Some 12 percent of consumers 18 to 34 years old, a group that accounts for 53 percent of U.S. adults, subscribe to an internet-delivered pay TV service such as Sling TV and DirecTV Now, according to new data from Leichtman Research Group.
Overall, about 11 percent of adults 18-44 currently have an OTT TV service, compared to 3 percent among those who are 45 years or older, LRG found in an online survey of 6,947 U.S. homes that were part of its broader Internet-Delivered Pay-TV Services study. This marks LRG’s inaugural study on the topic.
OTT TV services tend to complement other ways consumers are fulfilling their video needs. For example, LRG found that among those with an OTT TV service, 93% also subscribe to an SVOD service from the likes of Netflix, Amazon Prime and/or Hulu.
Some 49 percent of those OTT TV subs have a TV antenna to view over-the-air broadcast TV, and 35 percent also have a pay TV service from a traditional MVPD.
Among other findings, 12 percent of adults that moved in the past year have an internet-delivered pay TV service, versus 6 percent of non-movers, and 69 percent of current OTT TV subs said they are very satisfied with their service, yet 27 percent are likely to switch from an internet-delivered pay TV service in the next six months.
Additionally, 24 percent of those without an OTT TV service are very interested in getting one, LRG said.
Representing a challenge to any OTT TV service focused on skinny bundles, the study also found that 76 percent of adults agreed that there are specific networks or programming genres that are “must haves” for the home’s TV service.

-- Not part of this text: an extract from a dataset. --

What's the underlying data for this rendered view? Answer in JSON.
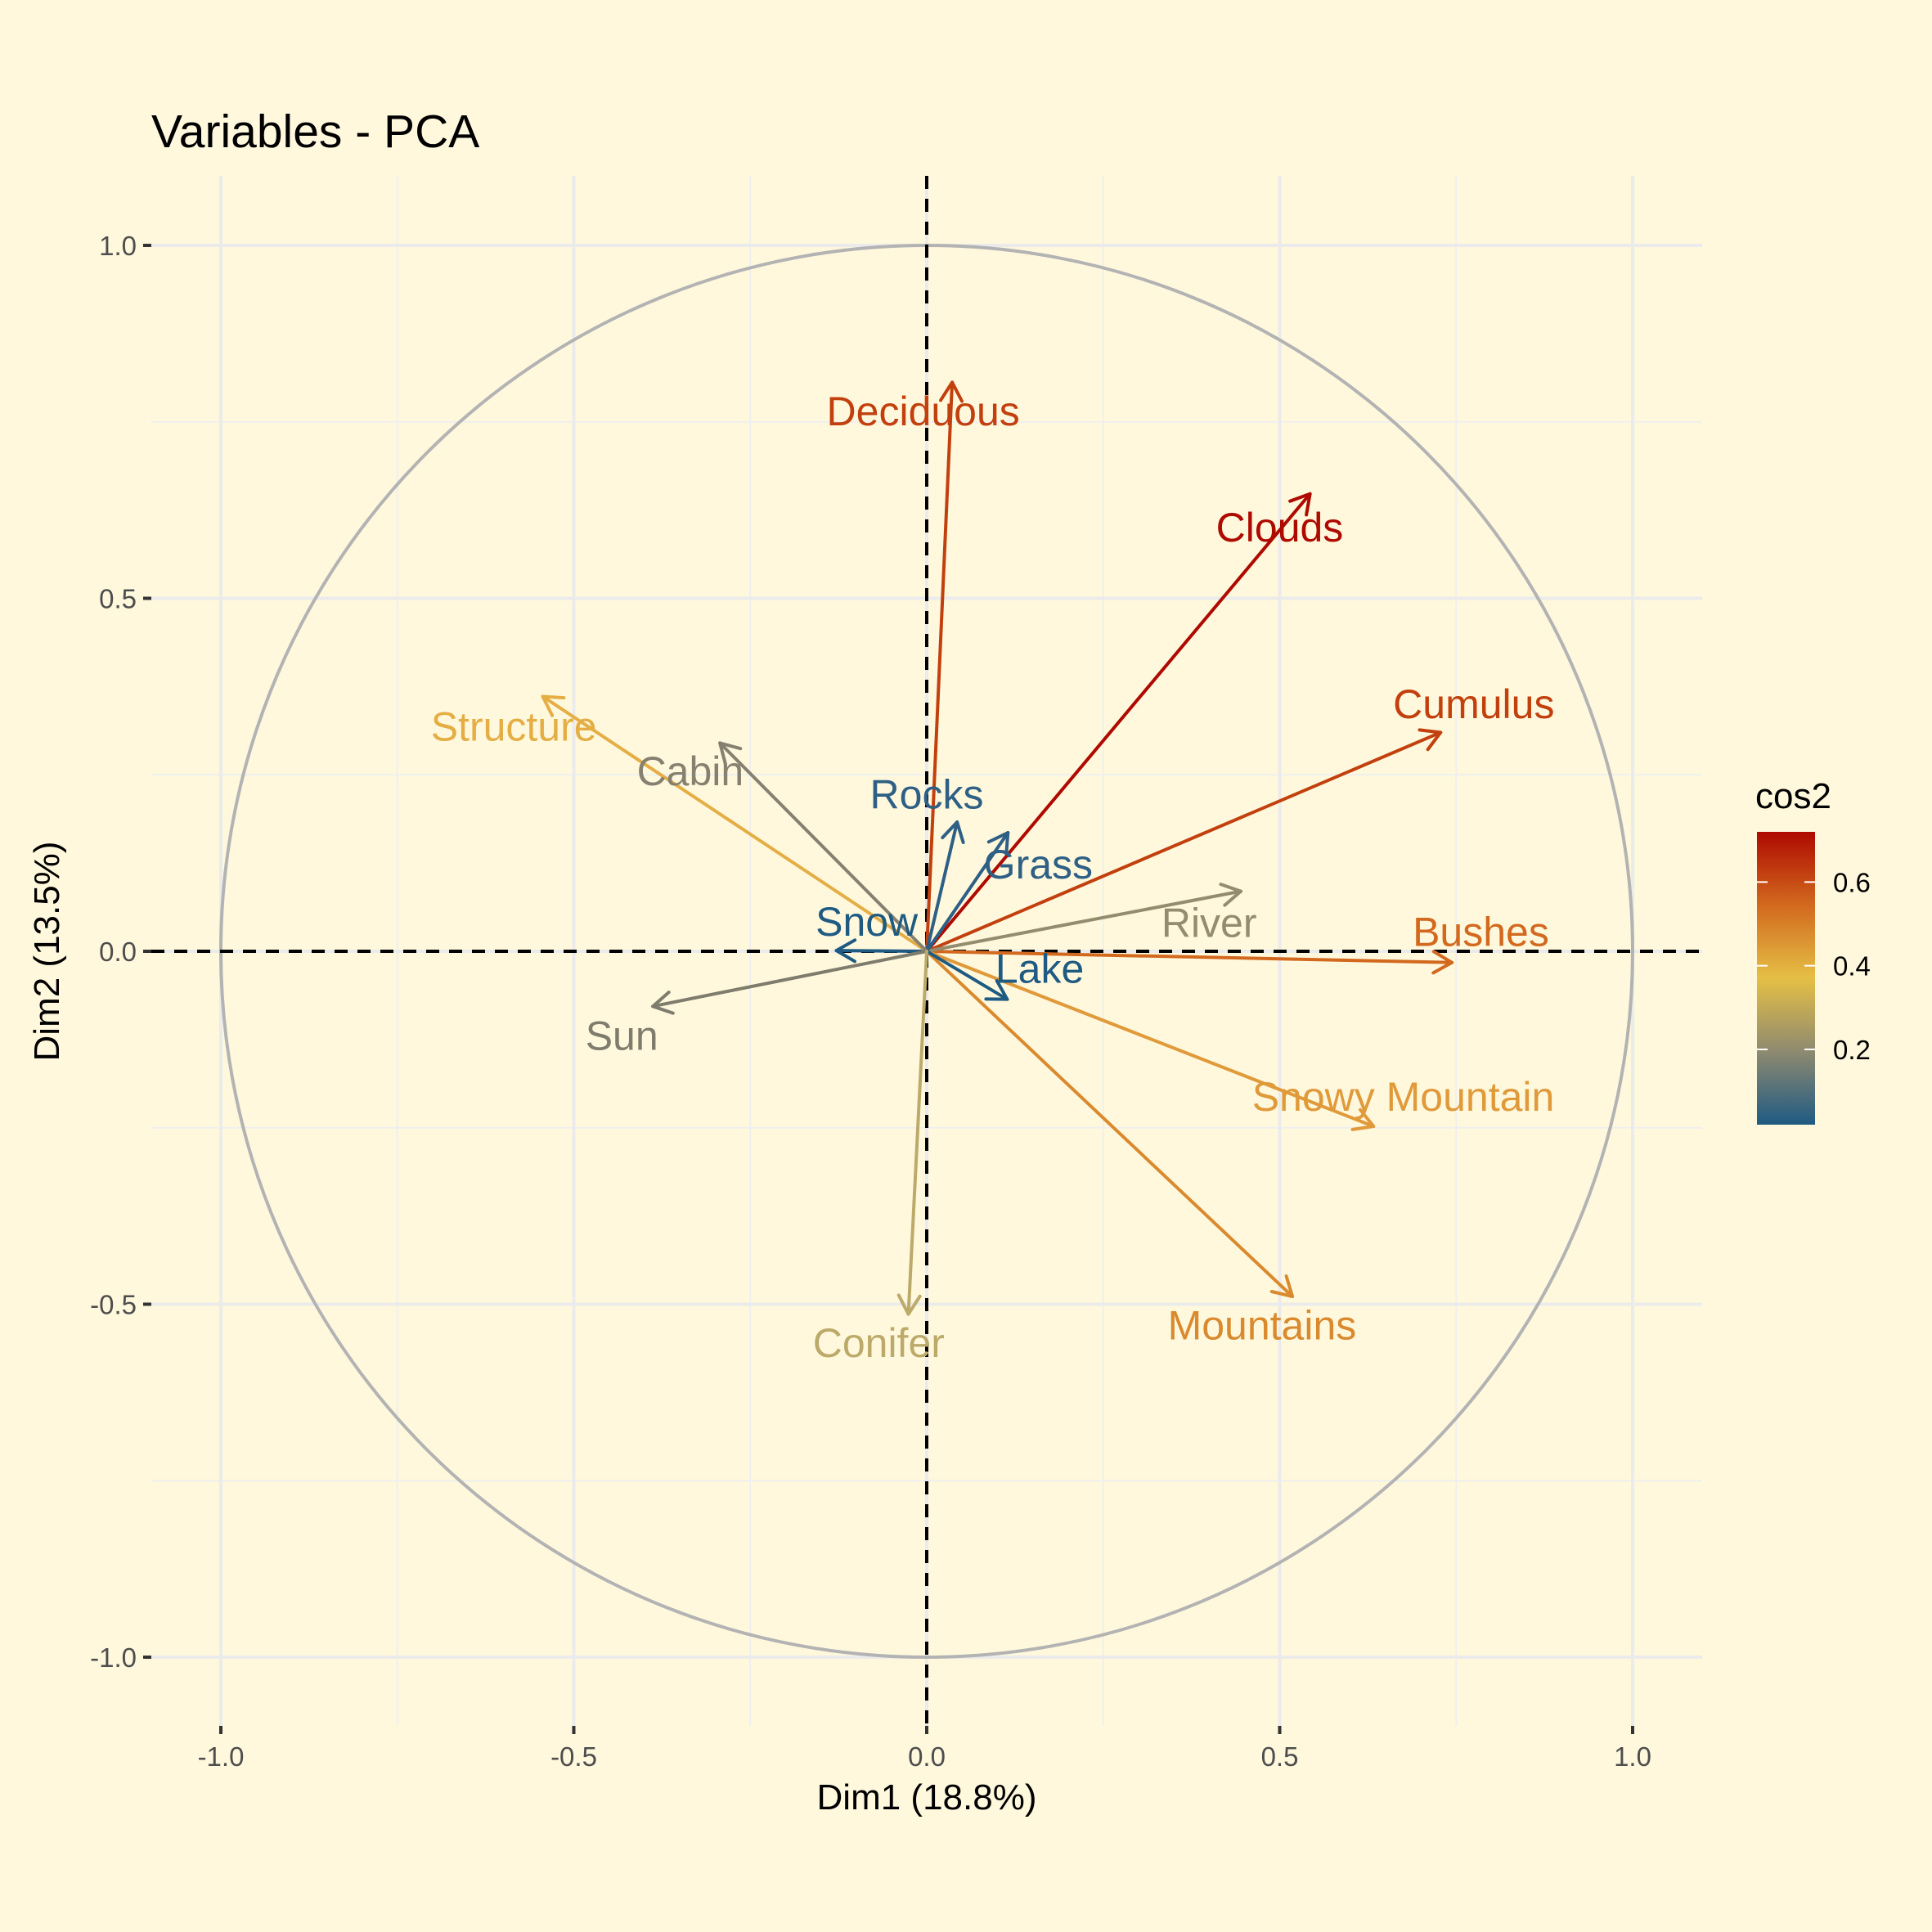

“There is clearly a growing niche market for lower-cost/lower-channel live streaming pay-TV services – particularly among younger, more mobile renters, and those living in households with more people,” Bruce Leichtman, president and principal analyst for LRG, said in a statement. “Currently, these Internet-delivered pay-TV services are augmenting other sources of video in home, and consumers are experimenting with the various streaming pay-TV services to discover what combinations of video offerings work best for their household.”